Sparking innovation. Since late 2022, the institute’s biggest accomplishment has been launching its Spark Grant program, a new award to fund gene and cell therapy projects.
In October, the GCTI for the first time awarded six researchers $250,000 each to fund product development to focus on areas like deafness and Huntington’s disease. Award recipients have quarterly check-ins and meet with an internal advisory board of researchers with expertise in gaining external funding that can help bring the product to patients.
“We hope that in the next six months, we can have that first in-human trial,” Hajjar said.
The goal, Yozwiak said, is to get to a point where the researchers can seek external funding from the private market for their therapies. Four of the programs are already working on crafting pitch decks to raise external funds, he said.
“We view this program as a pipeline of opportunities—not only therapeutic opportunities, but also commercial opportunities,” Yozwiak said.
Financially, the GCTI is currently funded by MGB, but going forward, the health system expects the GCTI to become self-sufficient through revenue sharing.

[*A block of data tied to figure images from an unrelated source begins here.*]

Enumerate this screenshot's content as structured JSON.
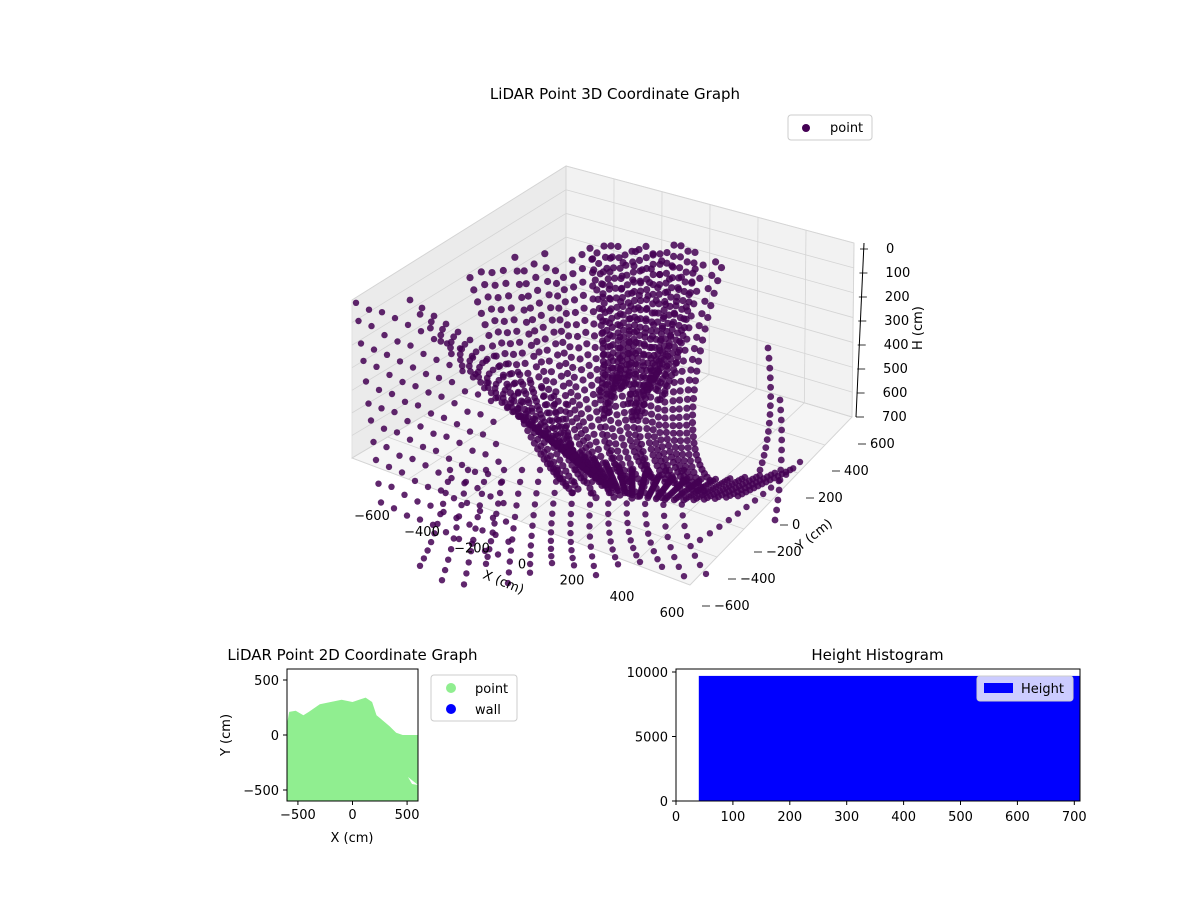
{
  "chart_data": [
    {
      "type": "scatter",
      "panel": "3d",
      "title": "LiDAR Point 3D Coordinate Graph",
      "xlabel": "X (cm)",
      "ylabel": "Y (cm)",
      "zlabel": "H (cm)",
      "xticks": [
        "−600",
        "−400",
        "−200",
        "0",
        "200",
        "400",
        "600"
      ],
      "yticks": [
        "−600",
        "−400",
        "−200",
        "0",
        "200",
        "400",
        "600"
      ],
      "zticks": [
        "0",
        "100",
        "200",
        "300",
        "400",
        "500",
        "600",
        "700"
      ],
      "xlim": [
        -600,
        600
      ],
      "ylim": [
        -600,
        600
      ],
      "zlim": [
        0,
        700
      ],
      "z_inverted": true,
      "grid": true,
      "legend": {
        "entries": [
          "point"
        ],
        "placement": "top-right"
      },
      "series": [
        {
          "name": "point",
          "color": "#440154"
        }
      ]
    },
    {
      "type": "scatter",
      "panel": "2d",
      "title": "LiDAR Point 2D Coordinate Graph",
      "xlabel": "X (cm)",
      "ylabel": "Y (cm)",
      "xticks": [
        "−500",
        "0",
        "500"
      ],
      "yticks": [
        "−500",
        "0",
        "500"
      ],
      "xlim": [
        -600,
        600
      ],
      "ylim": [
        -600,
        600
      ],
      "legend": {
        "entries": [
          "point",
          "wall"
        ],
        "placement": "outside-right"
      },
      "series": [
        {
          "name": "point",
          "color": "#90ee90",
          "upper_boundary": [
            [
              -600,
              100
            ],
            [
              -580,
              210
            ],
            [
              -520,
              220
            ],
            [
              -450,
              180
            ],
            [
              -400,
              210
            ],
            [
              -300,
              280
            ],
            [
              -200,
              300
            ],
            [
              -100,
              320
            ],
            [
              0,
              300
            ],
            [
              60,
              320
            ],
            [
              120,
              340
            ],
            [
              180,
              300
            ],
            [
              220,
              180
            ],
            [
              280,
              130
            ],
            [
              340,
              80
            ],
            [
              400,
              20
            ],
            [
              460,
              0
            ],
            [
              600,
              0
            ]
          ]
        },
        {
          "name": "wall",
          "color": "#0000ff"
        }
      ]
    },
    {
      "type": "bar",
      "panel": "histogram",
      "title": "Height Histogram",
      "xticks": [
        "0",
        "100",
        "200",
        "300",
        "400",
        "500",
        "600",
        "700"
      ],
      "yticks": [
        "0",
        "5000",
        "10000"
      ],
      "xlim": [
        0,
        710
      ],
      "ylim": [
        0,
        10000
      ],
      "legend": {
        "entries": [
          "Height"
        ],
        "placement": "top-right"
      },
      "series": [
        {
          "name": "Height",
          "color": "#0000ff",
          "x_range": [
            40,
            710
          ],
          "value": 9700
        }
      ]
    }
  ]
}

A lot of hospitals have venture capital arms that are designed to create startups. While MBG has Mass General Brigham Ventures, the health system views the GCTI differently, considering it more of a patient-focused treatment generator rather than an organization designed to generate profit within the system.
“The long-term financial benefits of gene and cell therapies themselves have not been worked out yet and will be based on bio/pharma companies’ pricing, providers, patient acceptance, insurance/payers, and medical centers,” Hajjar said in an emailed statement.